Ok, why, all of a sudden (the past couple of days) the right side of my page when I use this forum is cut off.  I need to move it every time I go from one page to another.  Oh, I must say, the left side (where the ads are) is never cut off.  Just the text.  If I want to know what to buy and where to buy it, it is all there.  By the way, I have never, ever purchased anything advertised on this or any other site, I understand the need to pay for the site, but please, please, if something has to go, don't make it the text I'm trying to read.


----------



## Mrs. Cuillo (Jul 19, 2007)

That stinks Claire...I understand how it can be frustrating.  I am sure an admin will be along shortly to help you out.  Just hold tight!!


----------



## Alix (Jul 19, 2007)

Claire, do you have your screen maximized? I know that happens to me if I am not maxed. Also, the default is to have the page all the way to the left, just the way it is for those of us who read from left to right.


----------



## Caine (Jul 19, 2007)

This problem also occurs if someone posts a picture which is wider than the normal column size of this site.

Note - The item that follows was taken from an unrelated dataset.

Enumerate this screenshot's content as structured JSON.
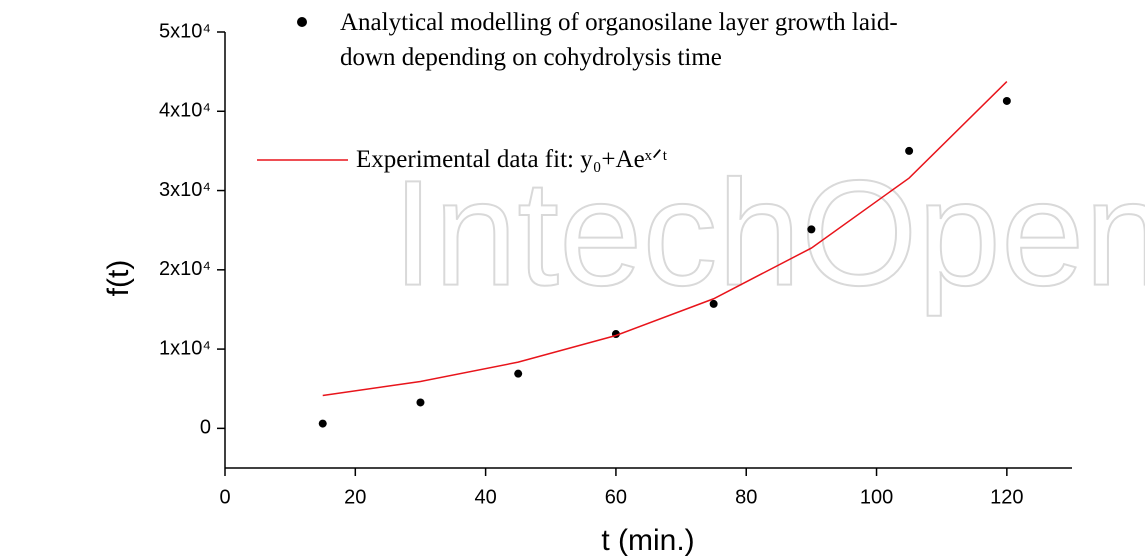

Could anyone posting pictures PLEASE use some type of graphics software (Paint comes FREE with any Windows operating system and can be acessed by clicking Start>All Programs>Accessories>Paint) to reduce not only the DPI of your photos, but also the dimensions?  96 dpi is the perfect size for on-screen viewing with any Windows product, and a 5-inch width should stop the graphic from "stretching" the display.


----------



## keltin (Jul 19, 2007)

Caine said:
			
		

> This problem also occurs if someone posts a picture which is wider than the normal column size of this site.
> 
> Could anyone posting pictures PLEASE use some type of graphics software (Paint comes FREE with any Windows operating system and can be acessed by clicking Start>All Programs>Accessories>Paint) to reduce not only the DPI of your photos, but also the dimensions? 96 dpi is the perfect size for on-screen viewing with any Windows product, and a 5-inch width should stop the graphic from "stretching" the display.


 
I was thinking the same thing, it sounds like Claire is viewing a “stretched” board. Perhaps she viewed a picture that stretched it and the rest of the pages got stuck?


Claire, what resolution are you viewing? I use 1024x768 on one monitor and DC works fine. My other PC uses 1280x1024, and that too works fine. I do get occasional stretching with pictures on the 1024x768 PC. 

Try deleting your browser cache and see if that helps.


----------